Introducing Kōjō (工場)

Brad Wilson
Neighborhoods.com Engineering
4 min readJul 26, 2018
With Kōjō, we are going to space today.

At Neighborhoods.com Engineering we have tech debt like any other organization that has ever written any code. One of our more problematic technical children is our legacy task “manager” system called Looper.

Looper is aptly named. It loops and uses pcntl to split off child process to manage worker processes. It more or less blindly runs background tasks without much insight into what it’s actually doing. Sometimes Looper sleeps. Sometimes Looper crashes. Sometimes Looper fork bombs.

Looper is not a lot of fun in production.

Looper started life with some pretty simple tasks around managing a few data feeds and SQS queue workers. As we grew, it grew, but it wasn’t necessarily built to grow in the ways we needed it to. However, as much as Looper is a pain now, it taught us a lot about where we wanted to go, and there is a lot of value in that.

Earlier this year we set out to solve our Looper problem. When listing our design goals we wanted it to address all of the pain points that we experienced with Looper.

We wanted the following

  • Fast - low machinery overhead. We wanted the service to execute business logic as fast as possible.
  • Transparent - provide easily understood insight into what jobs are being worked and how they are behaving.
  • Sandboxed - if a worker is misbehaving, it should not affect its neighbors.
  • Scalable - do exactly as much work as is necessary. If there is nothing to do, be quiet and idle. If there is work to do, scale immediately and appropriately and then scale back down after the work is done.
  • Resilient - the world is dark and full of terrors.
  • Adoptable - be able to migrate existing workloads without much, if any, refactoring. Be able to migrate existing loops/etc. to massive parallelism by making it easy by default. Be easy to deploy and run.
  • Stable - use widely adopted and mature technologies.
  • Distributed - all components should work automatically across any arbitrary number of execution environments that come into and out of existence dynamically.

We looked at many awesome projects that facilitate similar behavior, but found that none of them checked all the boxes that we wanted. In addition, we wanted to be able to easily change what collection of technologies that we used and add features and improvements aggressively.

In order to accomplish this we had to build a few different parts. We needed

  • An actor aware cooperative distributed mutex system.
  • A process model.
  • A task management system.
  • A dynamic and static scheduling system.

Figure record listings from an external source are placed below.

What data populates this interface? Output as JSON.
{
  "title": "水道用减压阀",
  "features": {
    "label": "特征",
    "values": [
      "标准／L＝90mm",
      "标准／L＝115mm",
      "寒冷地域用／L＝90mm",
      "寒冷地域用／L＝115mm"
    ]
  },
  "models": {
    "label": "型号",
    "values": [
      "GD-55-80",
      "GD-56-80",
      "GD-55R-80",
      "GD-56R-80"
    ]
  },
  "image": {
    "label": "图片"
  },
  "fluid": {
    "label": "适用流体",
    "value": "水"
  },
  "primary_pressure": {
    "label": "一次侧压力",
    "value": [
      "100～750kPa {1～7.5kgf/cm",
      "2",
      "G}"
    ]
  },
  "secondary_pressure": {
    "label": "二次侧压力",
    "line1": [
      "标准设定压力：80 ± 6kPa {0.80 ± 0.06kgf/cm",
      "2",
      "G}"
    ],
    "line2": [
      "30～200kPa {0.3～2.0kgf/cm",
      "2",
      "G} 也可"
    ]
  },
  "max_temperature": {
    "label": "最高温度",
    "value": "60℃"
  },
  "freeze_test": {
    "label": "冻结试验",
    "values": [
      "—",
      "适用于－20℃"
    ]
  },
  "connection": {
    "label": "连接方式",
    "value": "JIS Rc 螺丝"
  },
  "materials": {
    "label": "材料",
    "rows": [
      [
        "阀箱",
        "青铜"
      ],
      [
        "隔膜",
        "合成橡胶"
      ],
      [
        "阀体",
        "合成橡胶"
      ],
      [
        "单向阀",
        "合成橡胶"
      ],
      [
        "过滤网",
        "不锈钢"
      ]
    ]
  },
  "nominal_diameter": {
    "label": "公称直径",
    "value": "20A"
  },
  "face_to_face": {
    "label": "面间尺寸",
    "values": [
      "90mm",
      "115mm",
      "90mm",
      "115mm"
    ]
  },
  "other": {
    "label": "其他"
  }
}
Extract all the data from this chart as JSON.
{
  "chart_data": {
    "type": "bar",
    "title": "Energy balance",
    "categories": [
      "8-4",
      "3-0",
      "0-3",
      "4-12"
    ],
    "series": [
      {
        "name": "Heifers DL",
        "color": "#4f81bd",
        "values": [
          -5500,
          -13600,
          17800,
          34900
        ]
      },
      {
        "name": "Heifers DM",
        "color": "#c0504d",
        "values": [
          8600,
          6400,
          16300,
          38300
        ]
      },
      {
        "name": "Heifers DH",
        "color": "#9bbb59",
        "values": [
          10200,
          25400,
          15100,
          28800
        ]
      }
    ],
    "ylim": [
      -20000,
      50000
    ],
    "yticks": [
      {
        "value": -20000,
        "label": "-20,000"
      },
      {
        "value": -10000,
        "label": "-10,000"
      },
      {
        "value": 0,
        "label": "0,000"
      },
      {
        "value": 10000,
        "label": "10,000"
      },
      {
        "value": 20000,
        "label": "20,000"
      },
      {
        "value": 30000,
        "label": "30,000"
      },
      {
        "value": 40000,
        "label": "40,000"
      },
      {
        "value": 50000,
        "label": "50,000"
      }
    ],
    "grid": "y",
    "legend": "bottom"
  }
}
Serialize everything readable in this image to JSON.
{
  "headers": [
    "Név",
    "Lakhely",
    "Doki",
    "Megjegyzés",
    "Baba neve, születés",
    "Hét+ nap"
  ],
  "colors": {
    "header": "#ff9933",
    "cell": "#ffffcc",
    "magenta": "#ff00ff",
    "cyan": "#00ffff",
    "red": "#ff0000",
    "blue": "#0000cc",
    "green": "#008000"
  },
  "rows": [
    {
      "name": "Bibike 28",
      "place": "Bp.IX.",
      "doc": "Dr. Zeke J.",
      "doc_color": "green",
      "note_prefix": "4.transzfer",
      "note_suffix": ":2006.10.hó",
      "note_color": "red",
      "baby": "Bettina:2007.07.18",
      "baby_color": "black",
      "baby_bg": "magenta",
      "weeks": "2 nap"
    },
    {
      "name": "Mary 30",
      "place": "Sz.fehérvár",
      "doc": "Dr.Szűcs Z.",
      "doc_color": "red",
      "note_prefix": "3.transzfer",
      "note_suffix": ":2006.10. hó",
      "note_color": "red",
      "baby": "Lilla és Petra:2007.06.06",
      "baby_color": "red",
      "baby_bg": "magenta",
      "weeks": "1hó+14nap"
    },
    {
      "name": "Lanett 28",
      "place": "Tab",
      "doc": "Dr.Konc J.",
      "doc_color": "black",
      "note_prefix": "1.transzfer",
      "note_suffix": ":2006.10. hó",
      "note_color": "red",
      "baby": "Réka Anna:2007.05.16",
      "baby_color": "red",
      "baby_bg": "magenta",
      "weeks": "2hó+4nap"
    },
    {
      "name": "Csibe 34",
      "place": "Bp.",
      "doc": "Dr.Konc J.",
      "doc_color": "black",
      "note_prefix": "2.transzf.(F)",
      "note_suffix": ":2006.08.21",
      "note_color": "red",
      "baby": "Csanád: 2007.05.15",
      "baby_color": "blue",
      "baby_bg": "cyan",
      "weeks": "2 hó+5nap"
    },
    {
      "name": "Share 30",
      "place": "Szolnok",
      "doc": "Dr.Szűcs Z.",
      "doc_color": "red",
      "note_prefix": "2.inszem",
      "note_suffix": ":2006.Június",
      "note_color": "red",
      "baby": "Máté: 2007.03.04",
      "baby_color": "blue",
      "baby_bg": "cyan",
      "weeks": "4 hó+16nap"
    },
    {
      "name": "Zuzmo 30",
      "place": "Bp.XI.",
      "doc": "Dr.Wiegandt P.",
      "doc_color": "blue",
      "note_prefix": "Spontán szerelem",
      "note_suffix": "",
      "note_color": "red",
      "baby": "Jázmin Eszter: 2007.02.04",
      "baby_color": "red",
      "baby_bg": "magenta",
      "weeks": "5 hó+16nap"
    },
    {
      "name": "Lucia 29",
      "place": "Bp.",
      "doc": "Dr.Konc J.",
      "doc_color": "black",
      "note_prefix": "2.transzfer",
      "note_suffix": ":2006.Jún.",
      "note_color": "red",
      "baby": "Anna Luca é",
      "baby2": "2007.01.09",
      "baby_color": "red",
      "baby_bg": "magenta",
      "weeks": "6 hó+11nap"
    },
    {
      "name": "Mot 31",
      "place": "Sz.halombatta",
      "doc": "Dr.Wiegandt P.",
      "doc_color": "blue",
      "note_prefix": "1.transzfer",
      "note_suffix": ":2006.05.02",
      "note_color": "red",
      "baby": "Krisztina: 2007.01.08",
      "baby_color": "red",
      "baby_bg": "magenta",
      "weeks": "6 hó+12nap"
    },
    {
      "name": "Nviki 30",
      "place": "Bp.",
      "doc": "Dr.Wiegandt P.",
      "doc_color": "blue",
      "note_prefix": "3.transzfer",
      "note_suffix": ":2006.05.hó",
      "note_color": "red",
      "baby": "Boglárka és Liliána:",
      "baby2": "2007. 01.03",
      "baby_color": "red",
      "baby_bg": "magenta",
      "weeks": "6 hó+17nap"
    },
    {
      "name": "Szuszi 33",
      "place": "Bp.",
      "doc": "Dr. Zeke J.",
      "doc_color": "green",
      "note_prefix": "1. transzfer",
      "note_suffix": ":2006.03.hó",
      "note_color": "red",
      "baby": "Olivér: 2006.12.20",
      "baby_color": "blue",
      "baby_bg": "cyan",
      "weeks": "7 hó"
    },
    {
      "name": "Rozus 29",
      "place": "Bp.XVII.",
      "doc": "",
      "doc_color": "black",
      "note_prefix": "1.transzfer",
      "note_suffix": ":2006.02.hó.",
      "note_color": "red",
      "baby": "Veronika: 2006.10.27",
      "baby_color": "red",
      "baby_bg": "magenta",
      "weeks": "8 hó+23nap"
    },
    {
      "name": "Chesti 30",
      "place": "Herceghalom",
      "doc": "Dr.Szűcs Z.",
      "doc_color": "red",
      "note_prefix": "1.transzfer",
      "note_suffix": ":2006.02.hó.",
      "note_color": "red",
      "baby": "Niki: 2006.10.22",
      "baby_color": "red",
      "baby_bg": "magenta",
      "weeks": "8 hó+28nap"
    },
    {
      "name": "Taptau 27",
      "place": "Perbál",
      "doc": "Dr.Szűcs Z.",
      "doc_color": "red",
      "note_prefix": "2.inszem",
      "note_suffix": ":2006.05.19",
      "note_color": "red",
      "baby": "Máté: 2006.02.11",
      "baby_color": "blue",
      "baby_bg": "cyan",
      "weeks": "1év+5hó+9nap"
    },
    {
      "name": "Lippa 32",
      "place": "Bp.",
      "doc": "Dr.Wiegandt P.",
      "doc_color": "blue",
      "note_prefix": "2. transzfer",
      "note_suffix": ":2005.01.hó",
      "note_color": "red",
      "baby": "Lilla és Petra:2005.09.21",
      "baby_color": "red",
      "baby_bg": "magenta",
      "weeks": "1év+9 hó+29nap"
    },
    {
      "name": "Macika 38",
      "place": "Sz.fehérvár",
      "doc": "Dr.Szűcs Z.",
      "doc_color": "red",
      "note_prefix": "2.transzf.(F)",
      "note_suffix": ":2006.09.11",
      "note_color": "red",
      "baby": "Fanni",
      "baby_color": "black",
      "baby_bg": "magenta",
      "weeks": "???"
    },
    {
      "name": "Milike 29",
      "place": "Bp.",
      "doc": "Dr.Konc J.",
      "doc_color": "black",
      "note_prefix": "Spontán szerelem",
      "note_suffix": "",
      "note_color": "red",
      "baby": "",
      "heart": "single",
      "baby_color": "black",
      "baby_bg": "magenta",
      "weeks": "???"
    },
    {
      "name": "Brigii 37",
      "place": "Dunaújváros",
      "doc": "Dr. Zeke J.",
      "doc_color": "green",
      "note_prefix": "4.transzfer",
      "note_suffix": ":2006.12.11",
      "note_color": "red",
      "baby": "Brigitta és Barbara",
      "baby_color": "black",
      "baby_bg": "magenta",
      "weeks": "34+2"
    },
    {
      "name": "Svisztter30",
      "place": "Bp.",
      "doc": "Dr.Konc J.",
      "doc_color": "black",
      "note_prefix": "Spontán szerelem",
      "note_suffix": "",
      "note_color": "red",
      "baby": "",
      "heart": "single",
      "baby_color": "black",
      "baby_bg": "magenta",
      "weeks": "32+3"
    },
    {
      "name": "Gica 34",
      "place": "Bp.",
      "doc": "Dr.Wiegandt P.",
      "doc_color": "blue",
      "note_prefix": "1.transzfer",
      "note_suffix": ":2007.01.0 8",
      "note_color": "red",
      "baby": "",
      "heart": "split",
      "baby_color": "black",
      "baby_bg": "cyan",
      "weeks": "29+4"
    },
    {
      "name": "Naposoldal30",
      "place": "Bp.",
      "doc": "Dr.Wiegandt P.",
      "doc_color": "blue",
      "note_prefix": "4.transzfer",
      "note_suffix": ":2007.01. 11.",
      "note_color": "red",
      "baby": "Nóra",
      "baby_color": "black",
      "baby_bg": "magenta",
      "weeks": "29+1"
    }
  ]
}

Actor aware cooperative distributed mutex

We want to be able to know when a process had crashed on any given execution environment or encountered network segmentation without using polling or arbitrary timeouts.

Process Model

We want to isolate worker processes and be 100% interrupt request driven, meaning our processes react to events instead of polling. Controlling the behavior of the product became a simple asynchronous pub/sub communication model.

Task Management

Jobs have state, we want to be able to understand where it is in it’s life for any arbitrary job that is being worked.

In addition, we want to be able to have metrics about how a particular job is behaving. We want to know how many times it has worked, crashed, been retried, or held. Also, we want to be able to stream in real time the worker processes and their business logic behaviors to ELK and CloudWatch.

Dynamic and Static Scheduling

We want to be able to dynamically schedule jobs to be worked with both PHP and REST APIs. In addition, we want to able to schedule jobs to be worked from any cron expression. Because, idk, some vendor has to have something sent to them at exactly 2:26 AM on the last Thursday of November only on leap years and oriented to Eastern African Time. Don’t worry though, Kōjō has your back.

The Birth of Kōjō

We ended up naming the product Kōjō (工場) which translates from Japanese to “factory”. Probably weeks were lost on naming it; one of the two hardest things.

This even included adding a console command alias to start the service

$ vendor/bin/kojo gō-gō

We have mō-mō fun here (I’m sorry).

Everything that I have talked about so far is sufficiently complex that in order to appropriately cover each of their behaviors I will be writing several follow up articles on how we approached solving for them.

Currently we are in the process of migrating our existing Looper tasks to Kōjō jobs, and it’s going splendidly. We are simply giddy about what we are seeing in production.

Git (see what I did there) Started With Kōjō Today!

In fact, we are so happy with it’s behavior that I am thrilled to be able to announce that we have open sourced it and it is currently available on GitHub and Packagist!

At Neighborhoods.com Engineering, not only are we in a constant state of evolution, but we also highly value shipping early. Kōjō will absolutely be updated by the next time that I blog about it (which will be very soon).

We will improve how it works under the hood, as well as add new features to user space. We will also continue to update and improve guides and examples on how to use it.

We are very happy and excited to be able to share this first release with you today, and we are very much looking forward to your feedback and PRs. We strongly believe in open source projects and are a consumer of many. Today we hope to give back a little, and get back a lot by exposing Kōjō to the vast ocean of smart brains for review and use.